The Src-family of nonreceptor kinases includes eight distinct proteins identified in humans. These proteins play wide-ranging roles in signal transduction in a variety of cell types, and are implicated in numerous diseases including cancer, HIV infection, rheumatoid arthritis, and Type I diabetes (DM1). Inhibition of Hck prevents onset of diabetes in animal models, suggesting this protein as a target for anti- DM1 drug development. The plethora of human tyrosine kinases makes design of high-specificity inhibitors difficult. The long term objective of this project is to develop a comprehensive, detailed understanding of the structural basis of Hck regulation which will be of use in the design of highly specific Hck inhibitors. Such drugs should have broad applicability in the treatment of rheumatoid arthritis and DM1.

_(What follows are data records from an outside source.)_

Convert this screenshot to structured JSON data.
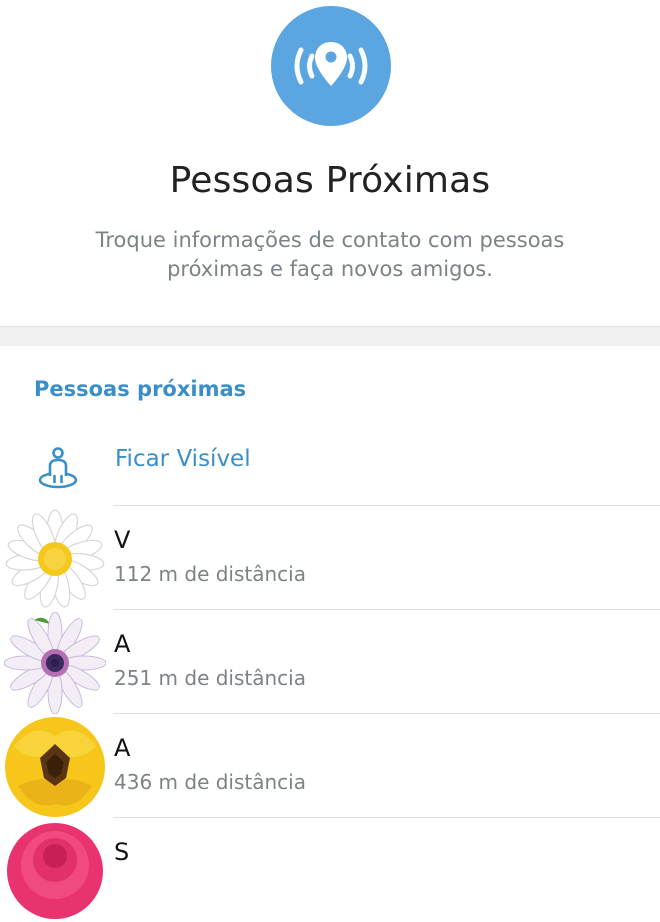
{
  "header": {
    "title": "Pessoas Próximas",
    "subtitle": "Troque informações de contato com pessoas próximas e faça novos amigos.",
    "hero_icon": "location-broadcast-icon",
    "hero_color": "#5ba5e0"
  },
  "section": {
    "title": "Pessoas próximas",
    "color": "#3a8fc8"
  },
  "make_visible": {
    "label": "Ficar Visível",
    "icon": "person-radar-icon"
  },
  "people": [
    {
      "name": "V",
      "distance": "112 m de distância",
      "avatar": "white-daisy"
    },
    {
      "name": "A",
      "distance": "251 m de distância",
      "avatar": "purple-daisy"
    },
    {
      "name": "A",
      "distance": "436 m de distância",
      "avatar": "yellow-tulip"
    },
    {
      "name": "S",
      "distance": "",
      "avatar": "pink-flower"
    }
  ]
}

The specific aims of this pilot project are (1) to establish a bacterial expression system to produce Hck suitable for analysis by solution-state NMR spectroscopy and (2) to initiate NMR studies using these molecules.
Specific aim 1 entails stable-isotope labeling of recombinant Hck and in vitro phosphorylation.
Specific aim 2 entails assignment of 1H, 13C, and 15N resonance of Hck and collection and analysis of backbone 15N relaxation data. These studies will establish the feasibility of comprehensive analysis of tyrosine kinase structure and dynamics using NMR.